We applied the routines in the R package ‘betapart’ (Baselga & Orme, 2012) to calculate the partitioned β-diversity, which separates the turnover and nestedness-resultant components. The β-turnover component reflects species replacement, while β-nestedness reflects differences in species richness. These components are derived from the dissimilarity index chosen to describe β-diversity, which is frequently referred to as β-total. We used Jaccard dissimilarities on species occurrences per island to calculate β-diversity. The relationship between β-diversity and geographical and environmental distances was analyzed using linear models based on a third-degree polynomial fit. Geographical distances were calculated using the distm routine in the R package ‘geosphere’ (Hijmans, 2017). Environmental distances were represented as Euclidean distances of a scaled and centered environmental data matrix. The correlation between geographical and environmental distances was analyzed using the Mantel test in the R package ‘ade4’ (Dray & Dufour, 2007).

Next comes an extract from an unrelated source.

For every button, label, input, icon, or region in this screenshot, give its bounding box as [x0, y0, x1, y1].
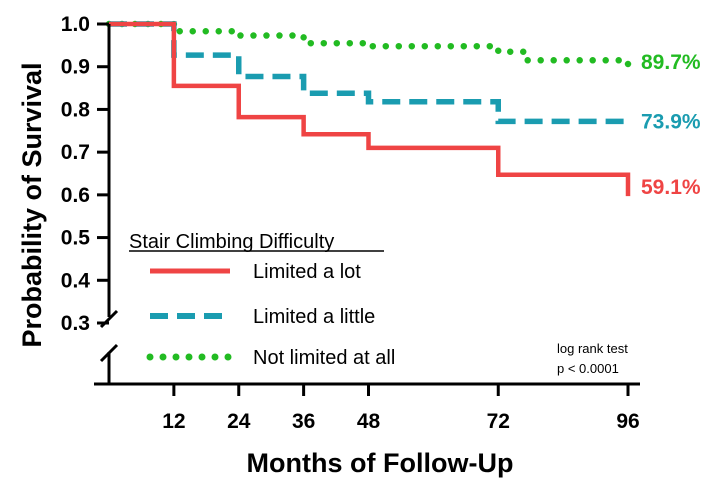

We fitted multivariate GLM models to analyze the effect of environmental variables on seabird species composition (i.e., spatial turnover). The multivariate GLM was based on a binomial distribution and included the same predictor variables used in the global model for univariate analyses. The analysis was performed using the function manyglm of the R package ‘mvabund’ (Wang, Naumann, Wright, & Warton, 2012). The significance of the model terms was assessed using analysis of deviance considering α = 0.01. Since ordinations are a good way to represent multivariate data graphically, we performed a canonical analysis of principal coordinates (CAP, or distance-based redundancy analysis; Legendre & Andersson, 1999; Anderson & Willis, 2003) to depict changes in seabird assemblage composition across islands in relation to environmental variables. CAP is a model-based ordination technique that can represent changes in species composition given specific hypotheses (i.e., environmental variables). The analysis was based on a resemblance matrix of Jaccard distances of species occurrences and all of the environmental predictors. Although CAP does not necessarily represent the fitted values of multivariate GLMs, we observed that the function capscale in the R package ‘vegan’ (Oksanen et al., 2009) produced CAP ordinations that were consistent with our multivariate GLM results (data not shown). The ordination was plotted using the R package ‘ggplot2’ (Wickham, 2009).